Kedua mata dengan manik sekelam jelaga terbuka perlahan. Memposisikan tubuhnya duduk di pinggir ranjang besarnya.
Tanpa sadar matanya menatap tanggal yang tertera di kalender digital atas nakas, membuat kernyitan tak suka hadir secara spontanitas.
20 February 2022
Helaan nafas frustrasi terdengar mengisi keheningan kamar itu.
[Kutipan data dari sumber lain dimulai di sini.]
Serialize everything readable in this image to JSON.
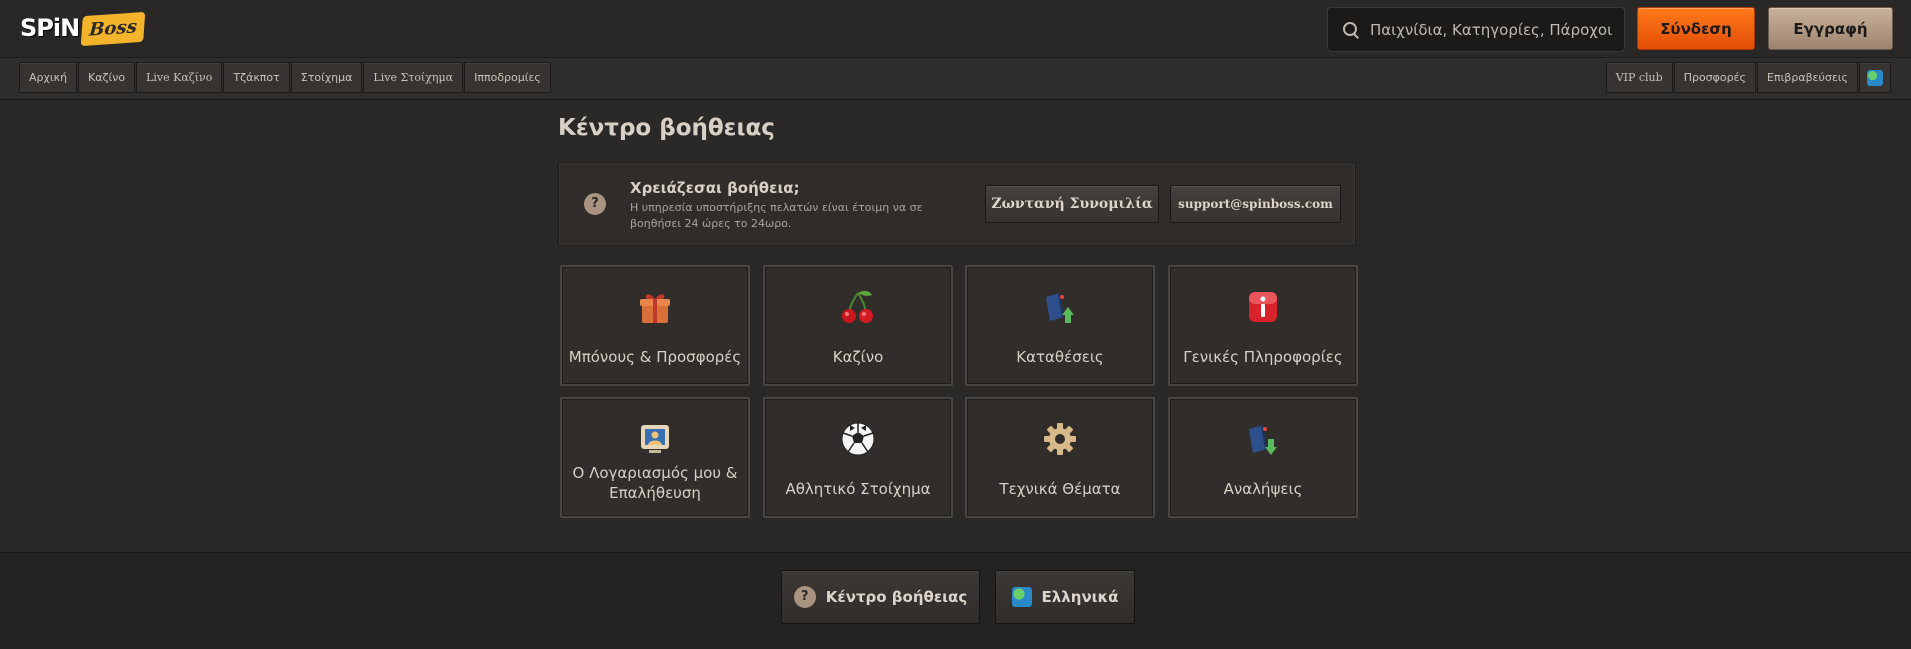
{
  "header": {
    "logo_spin": "SPiN",
    "logo_boss": "Boss",
    "search_placeholder": "Παιχνίδια, Κατηγορίες, Πάροχοι",
    "login_label": "Σύνδεση",
    "register_label": "Εγγραφή"
  },
  "nav": {
    "left": [
      {
        "label": "Αρχική"
      },
      {
        "label": "Καζίνο"
      },
      {
        "label": "Live Καζίνο"
      },
      {
        "label": "Τζάκποτ"
      },
      {
        "label": "Στοίχημα"
      },
      {
        "label": "Live Στοίχημα"
      },
      {
        "label": "Ιπποδρομίες"
      }
    ],
    "right": [
      {
        "label": "VIP club"
      },
      {
        "label": "Προσφορές"
      },
      {
        "label": "Επιβραβεύσεις"
      }
    ]
  },
  "main": {
    "title": "Κέντρο βοήθειας",
    "help": {
      "icon": "?",
      "title": "Χρειάζεσαι βοήθεια;",
      "desc": "Η υπηρεσία υποστήριξης πελατών είναι έτοιμη να σε βοηθήσει 24 ώρες το 24ωρο.",
      "live_chat_label": "Ζωντανή Συνομιλία",
      "email_label": "support@spinboss.com"
    },
    "tiles": [
      {
        "label": "Μπόνους & Προσφορές",
        "icon": "gift-icon"
      },
      {
        "label": "Καζίνο",
        "icon": "cherries-icon"
      },
      {
        "label": "Καταθέσεις",
        "icon": "deposit-icon"
      },
      {
        "label": "Γενικές Πληροφορίες",
        "icon": "info-icon"
      },
      {
        "label": "Ο Λογαριασμός μου & Επαλήθευση",
        "icon": "account-icon"
      },
      {
        "label": "Αθλητικό Στοίχημα",
        "icon": "football-icon"
      },
      {
        "label": "Τεχνικά Θέματα",
        "icon": "gear-icon"
      },
      {
        "label": "Αναλήψεις",
        "icon": "withdrawal-icon"
      }
    ]
  },
  "footer": {
    "help_label": "Κέντρο βοήθειας",
    "language_label": "Ελληνικά"
  },
  "colors": {
    "background": "#2b2928",
    "accent_login": "#f26a12",
    "register": "#b59b84"
  }
}
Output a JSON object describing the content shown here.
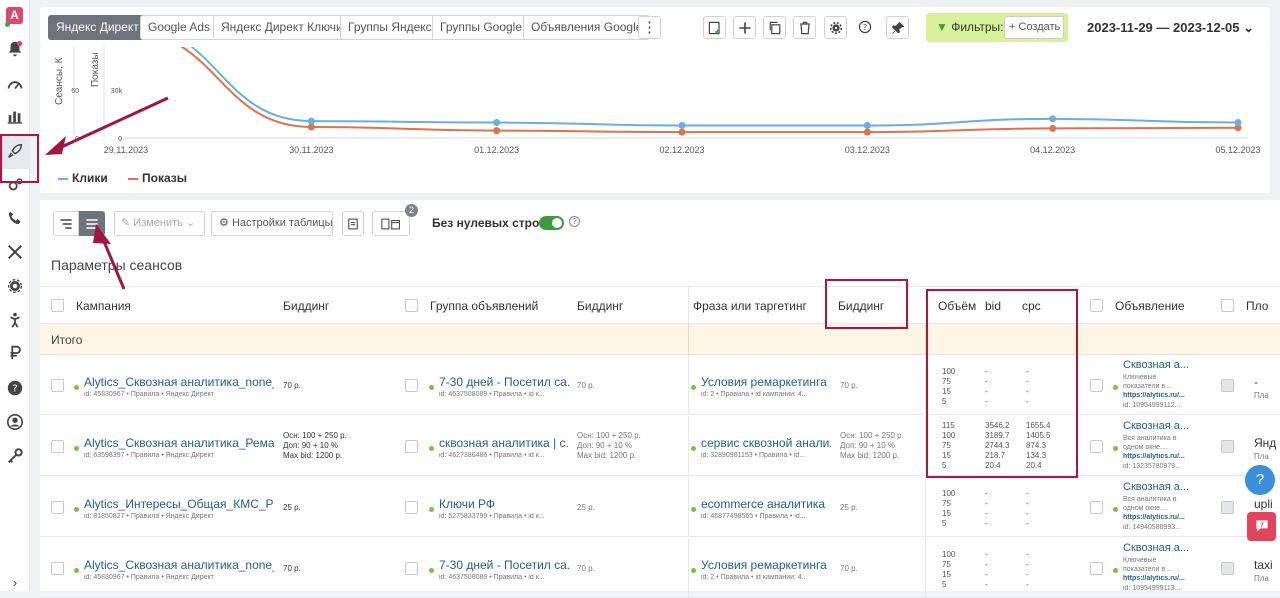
{
  "app": {
    "logo_letter": "A"
  },
  "tabs": [
    "Яндекс Директ",
    "Google Ads",
    "Яндекс Директ Ключи",
    "Группы Яндекс",
    "Группы Google",
    "Объявления Google"
  ],
  "toolbar": {
    "more": "⋮",
    "filters_label": "Фильтры:",
    "create_label": "+ Создать",
    "date_range": "2023-11-29 — 2023-12-05",
    "date_caret": "⌄"
  },
  "chart_data": {
    "type": "line",
    "x": [
      "29.11.2023",
      "30.11.2023",
      "01.12.2023",
      "02.12.2023",
      "03.12.2023",
      "04.12.2023",
      "05.12.2023"
    ],
    "series": [
      {
        "name": "Клики",
        "color": "#6aaee0",
        "values": [
          155,
          23,
          21,
          17,
          17,
          26,
          21
        ]
      },
      {
        "name": "Показы",
        "color": "#e0714d",
        "values": [
          145,
          15,
          10,
          8,
          8,
          13,
          14
        ]
      }
    ],
    "y_left_ticks": [
      "60",
      "0"
    ],
    "y_right_ticks": [
      "30k",
      "0"
    ],
    "ylabel_left": "Сеансы, К",
    "ylabel_right": "Показы",
    "ylim": [
      0,
      140
    ],
    "legend": "bottom-left"
  },
  "table_toolbar": {
    "edit_label": "Изменить",
    "settings_label": "Настройки таблицы",
    "badge": "2",
    "zero_rows_label": "Без нулевых строк",
    "help": "?"
  },
  "section_title": "Параметры сеансов",
  "columns": {
    "campaign": "Кампания",
    "bidding1": "Биддинг",
    "group": "Группа объявлений",
    "bidding2": "Биддинг",
    "phrase": "Фраза или таргетинг",
    "bidding3": "Биддинг",
    "volume": "Объём",
    "bid": "bid",
    "cpc": "cpc",
    "ad": "Объявление",
    "placement": "Пло"
  },
  "total_label": "Итого",
  "rows": [
    {
      "campaign": "Alytics_Сквозная аналитика_none_...",
      "campaign_meta": "id: 45830967 • Правила • Яндекс Директ",
      "bid1": [
        "70 р."
      ],
      "group": "7-30 дней - Посетил са...",
      "group_meta": "id: 4637508089 • Правила • id к...",
      "bid2": [
        "70 р."
      ],
      "phrase": "Условия ремаркетинга",
      "phrase_meta": "id: 2 • Правила • id кампании: 4...",
      "bid3": [
        "70 р."
      ],
      "volume": [
        "100",
        "75",
        "15",
        "5"
      ],
      "bids": [
        "-",
        "-",
        "-",
        "-"
      ],
      "cpcs": [
        "-",
        "-",
        "-",
        "-"
      ],
      "ad_title": "Сквозная а...",
      "ad_desc": [
        "Ключевые",
        "показатели в ..."
      ],
      "ad_url": "https://alytics.ru/...",
      "ad_id": "id: 10954999112...",
      "place": "-",
      "place_sub": "Пла"
    },
    {
      "campaign": "Alytics_Сквозная аналитика_Ремар...",
      "campaign_meta": "id: 63598397 • Правила • Яндекс Директ",
      "bid1": [
        "Осн: 100 + 250 р.",
        "Доп: 90 + 10 %",
        "Max bid: 1200 р."
      ],
      "group": "сквозная аналитика | с...",
      "group_meta": "id: 4627386486 • Правила • id к...",
      "bid2": [
        "Осн: 100 + 250 р.",
        "Доп: 90 + 10 %",
        "Max bid: 1200 р."
      ],
      "phrase": "сервис сквозной анали...",
      "phrase_meta": "id: 32890981153 • Правила • id...",
      "bid3": [
        "Осн: 100 + 250 р.",
        "Доп: 90 + 10 %",
        "Max bid: 1200 р."
      ],
      "volume": [
        "115",
        "100",
        "75",
        "15",
        "5"
      ],
      "bids": [
        "3546.2",
        "3189.7",
        "2744.3",
        "218.7",
        "20.4"
      ],
      "cpcs": [
        "1655.4",
        "1405.5",
        "874.3",
        "134.3",
        "20.4"
      ],
      "ad_title": "Сквозная а...",
      "ad_desc": [
        "Вся аналитика в",
        "одном окне...."
      ],
      "ad_url": "https://alytics.ru/...",
      "ad_id": "id: 13235780979...",
      "place": "Янд",
      "place_sub": "Пла"
    },
    {
      "campaign": "Alytics_Интересы_Общая_КМС_РФ",
      "campaign_meta": "id: 81850827 • Правила • Яндекс Директ",
      "bid1": [
        "25 р."
      ],
      "group": "Ключи РФ",
      "group_meta": "id: 5275833799 • Правила • id к...",
      "bid2": [
        "25 р."
      ],
      "phrase": "ecommerce аналитика",
      "phrase_meta": "id: 46877498565 • Правила • id...",
      "bid3": [
        "25 р."
      ],
      "volume": [
        "100",
        "75",
        "15",
        "5"
      ],
      "bids": [
        "-",
        "-",
        "-",
        "-"
      ],
      "cpcs": [
        "-",
        "-",
        "-",
        "-"
      ],
      "ad_title": "Сквозная а...",
      "ad_desc": [
        "Вся аналитика в",
        "одном окне...."
      ],
      "ad_url": "https://alytics.ru/...",
      "ad_id": "id: 14940588993...",
      "place": "upli",
      "place_sub": "Пла"
    },
    {
      "campaign": "Alytics_Сквозная аналитика_none_...",
      "campaign_meta": "id: 45830967 • Правила • Яндекс Директ",
      "bid1": [
        "70 р."
      ],
      "group": "7-30 дней - Посетил са...",
      "group_meta": "id: 4637508089 • Правила • id к...",
      "bid2": [
        "70 р."
      ],
      "phrase": "Условия ремаркетинга",
      "phrase_meta": "id: 2 • Правила • id кампании: 4...",
      "bid3": [
        "70 р."
      ],
      "volume": [
        "100",
        "75",
        "15",
        "5"
      ],
      "bids": [
        "-",
        "-",
        "-",
        "-"
      ],
      "cpcs": [
        "-",
        "-",
        "-",
        "-"
      ],
      "ad_title": "Сквозная а...",
      "ad_desc": [
        "Ключевые",
        "показатели в ..."
      ],
      "ad_url": "https://alytics.ru/...",
      "ad_id": "id: 10954999113...",
      "place": "taxi",
      "place_sub": "Пла"
    }
  ],
  "colors": {
    "accent_red": "#b0163e",
    "link": "#1f5d8f",
    "filters_bg": "#d8f19a",
    "total_bg": "#fdf5e6",
    "status_green": "#7bc043"
  }
}
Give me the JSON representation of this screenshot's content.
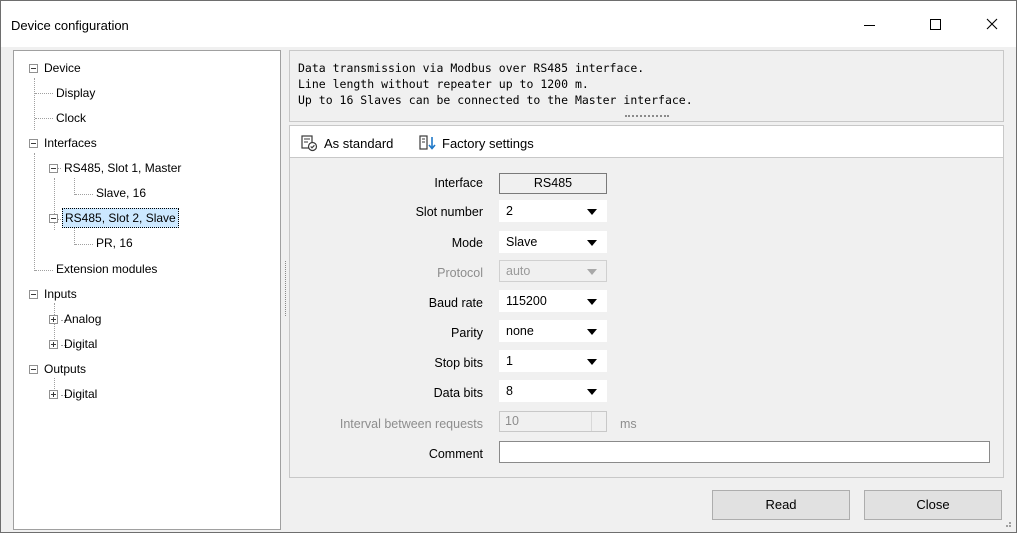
{
  "window": {
    "title": "Device configuration"
  },
  "tree": {
    "device": "Device",
    "display": "Display",
    "clock": "Clock",
    "interfaces": "Interfaces",
    "rs485_slot1": "RS485, Slot 1, Master",
    "slave16": "Slave, 16",
    "rs485_slot2": "RS485, Slot 2, Slave",
    "pr16": "PR, 16",
    "extension_modules": "Extension modules",
    "inputs": "Inputs",
    "analog": "Analog",
    "digital_in": "Digital",
    "outputs": "Outputs",
    "digital_out": "Digital"
  },
  "info": {
    "line1": "Data transmission via Modbus over RS485 interface.",
    "line2": "Line length without repeater up to 1200 m.",
    "line3": "Up to 16 Slaves can be connected to the Master interface."
  },
  "toolbar": {
    "as_standard": "As standard",
    "factory_settings": "Factory settings"
  },
  "form": {
    "interface_label": "Interface",
    "interface_value": "RS485",
    "slot_label": "Slot number",
    "slot_value": "2",
    "mode_label": "Mode",
    "mode_value": "Slave",
    "protocol_label": "Protocol",
    "protocol_value": "auto",
    "baud_label": "Baud rate",
    "baud_value": "115200",
    "parity_label": "Parity",
    "parity_value": "none",
    "stop_label": "Stop bits",
    "stop_value": "1",
    "data_label": "Data bits",
    "data_value": "8",
    "interval_label": "Interval between requests",
    "interval_value": "10",
    "interval_unit": "ms",
    "comment_label": "Comment",
    "comment_value": ""
  },
  "buttons": {
    "read": "Read",
    "close": "Close"
  }
}
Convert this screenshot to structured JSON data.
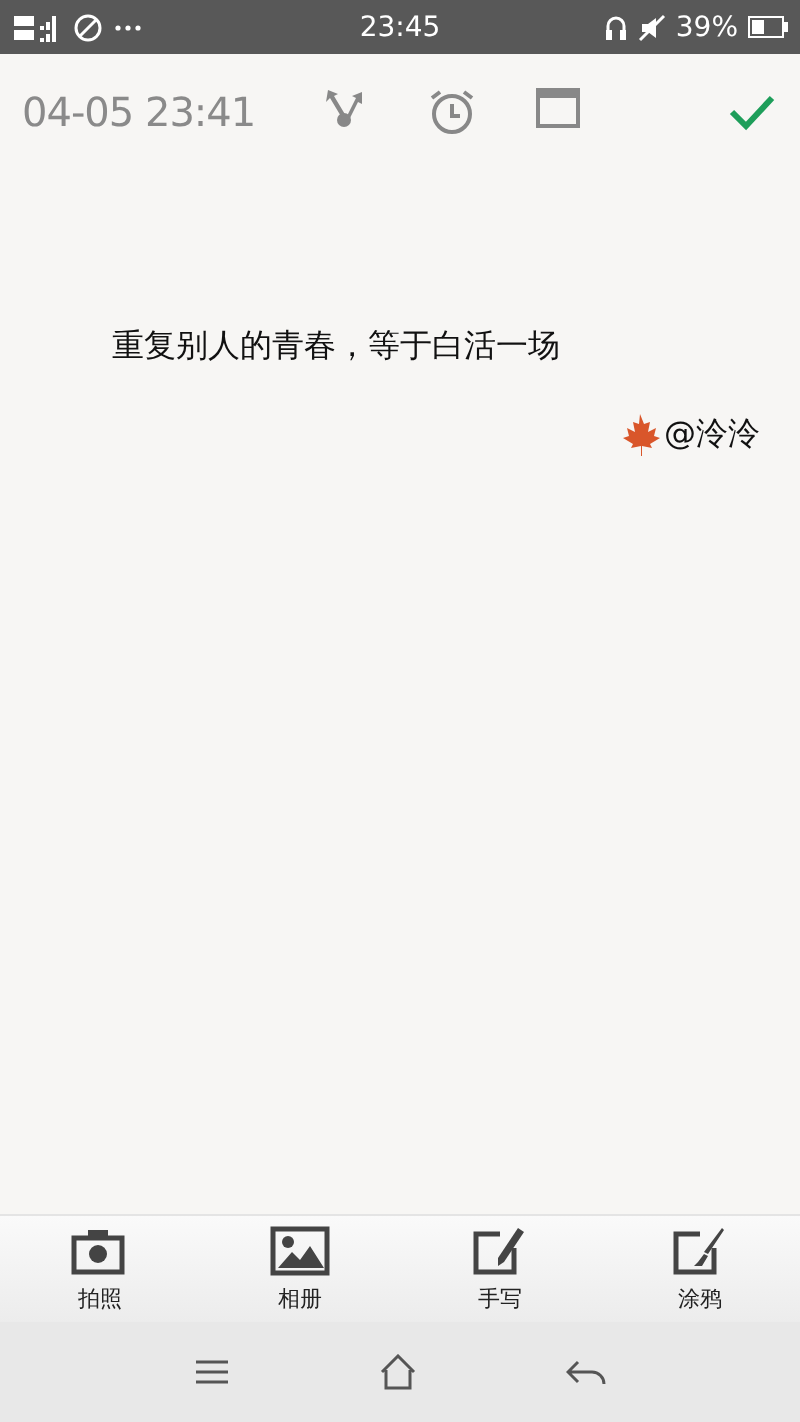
{
  "status_bar": {
    "time": "23:45",
    "battery": "39%"
  },
  "toolbar": {
    "timestamp": "04-05 23:41"
  },
  "note": {
    "text": "重复别人的青春，等于白活一场",
    "signature": "@泠泠"
  },
  "tools": [
    {
      "kind": "camera",
      "label": "拍照"
    },
    {
      "kind": "gallery",
      "label": "相册"
    },
    {
      "kind": "handwrite",
      "label": "手写"
    },
    {
      "kind": "doodle",
      "label": "涂鸦"
    }
  ]
}
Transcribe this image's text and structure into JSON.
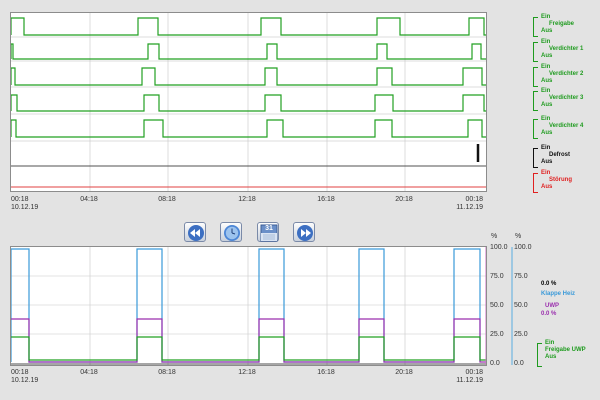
{
  "top_chart": {
    "x_ticks": [
      {
        "time": "00:18",
        "date": "10.12.19"
      },
      {
        "time": "04:18",
        "date": ""
      },
      {
        "time": "08:18",
        "date": ""
      },
      {
        "time": "12:18",
        "date": ""
      },
      {
        "time": "16:18",
        "date": ""
      },
      {
        "time": "20:18",
        "date": ""
      },
      {
        "time": "00:18",
        "date": "11.12.19"
      }
    ],
    "channels": [
      {
        "on": "Ein",
        "name": "Freigabe",
        "off": "Aus",
        "color": "#1e9b1e"
      },
      {
        "on": "Ein",
        "name": "Verdichter 1",
        "off": "Aus",
        "color": "#1e9b1e"
      },
      {
        "on": "Ein",
        "name": "Verdichter 2",
        "off": "Aus",
        "color": "#1e9b1e"
      },
      {
        "on": "Ein",
        "name": "Verdichter 3",
        "off": "Aus",
        "color": "#1e9b1e"
      },
      {
        "on": "Ein",
        "name": "Verdichter 4",
        "off": "Aus",
        "color": "#1e9b1e"
      },
      {
        "on": "Ein",
        "name": "Defrost",
        "off": "Aus",
        "color": "#111111"
      },
      {
        "on": "Ein",
        "name": "Störung",
        "off": "Aus",
        "color": "#e02020"
      }
    ]
  },
  "toolbar": {
    "rewind": "rewind-button",
    "clock": "clock-button",
    "calendar_day": "31",
    "forward": "forward-button"
  },
  "bottom_chart": {
    "x_ticks": [
      {
        "time": "00:18",
        "date": "10.12.19"
      },
      {
        "time": "04:18",
        "date": ""
      },
      {
        "time": "08:18",
        "date": ""
      },
      {
        "time": "12:18",
        "date": ""
      },
      {
        "time": "16:18",
        "date": ""
      },
      {
        "time": "20:18",
        "date": ""
      },
      {
        "time": "00:18",
        "date": "11.12.19"
      }
    ],
    "unit_left": "%",
    "unit_right": "%",
    "y_ticks_left": [
      "100.0",
      "75.0",
      "50.0",
      "25.0",
      "0.0"
    ],
    "y_ticks_right": [
      "100.0",
      "75.0",
      "50.0",
      "25.0",
      "0.0"
    ],
    "klappe_value": "0.0 %",
    "klappe_label": "Klappe Heiz",
    "klappe_color": "#3a9ad9",
    "uwp_label": "UWP",
    "uwp_value": "0.0 %",
    "uwp_color": "#9b2fae",
    "freigabe_on": "Ein",
    "freigabe_label": "Freigabe UWP",
    "freigabe_off": "Aus"
  }
}
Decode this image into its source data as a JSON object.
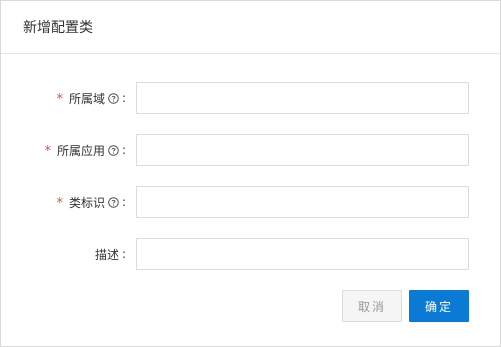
{
  "dialog": {
    "title": "新增配置类"
  },
  "form": {
    "fields": [
      {
        "label": "所属域",
        "required": "*",
        "help_icon": "question-circle-icon",
        "colon": ":",
        "value": "",
        "placeholder": ""
      },
      {
        "label": "所属应用",
        "required": "*",
        "help_icon": "question-circle-icon",
        "colon": ":",
        "value": "",
        "placeholder": ""
      },
      {
        "label": "类标识",
        "required": "*",
        "help_icon": "question-circle-icon",
        "colon": ":",
        "value": "",
        "placeholder": ""
      },
      {
        "label": "描述",
        "colon": ":",
        "value": "",
        "placeholder": ""
      }
    ]
  },
  "footer": {
    "cancel_label": "取消",
    "ok_label": "确定"
  },
  "colors": {
    "primary": "#0a7ad4",
    "required": "#e84c3d",
    "border": "#dcdcdc"
  }
}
Lelaki tersebut melangkah menuju ke arah kamar mandi di dalam ruang tidurnya.
15 menit adalah waktu untuk lelaki paruh baya yang sudah menginjak kepala empat tersebut bersiap dengan setelan jas, kemeja, juga celana berwarna serba hitam.
Setelah merasa penampilannya rapi, lelaki tersebut keluar dari kamarnya dan langsung turun ke lantai satu mansionnya.
Dapat dirinya lihat jikalau ketiga putranya sudah siap dengan penampilan yang sama persis seperti dirinya.
"Ayo, yah." Ajak Elvano dengan senyum sendu ke arah lelaki yang baru saja menapakkan kakinya di anak tangga terakhir.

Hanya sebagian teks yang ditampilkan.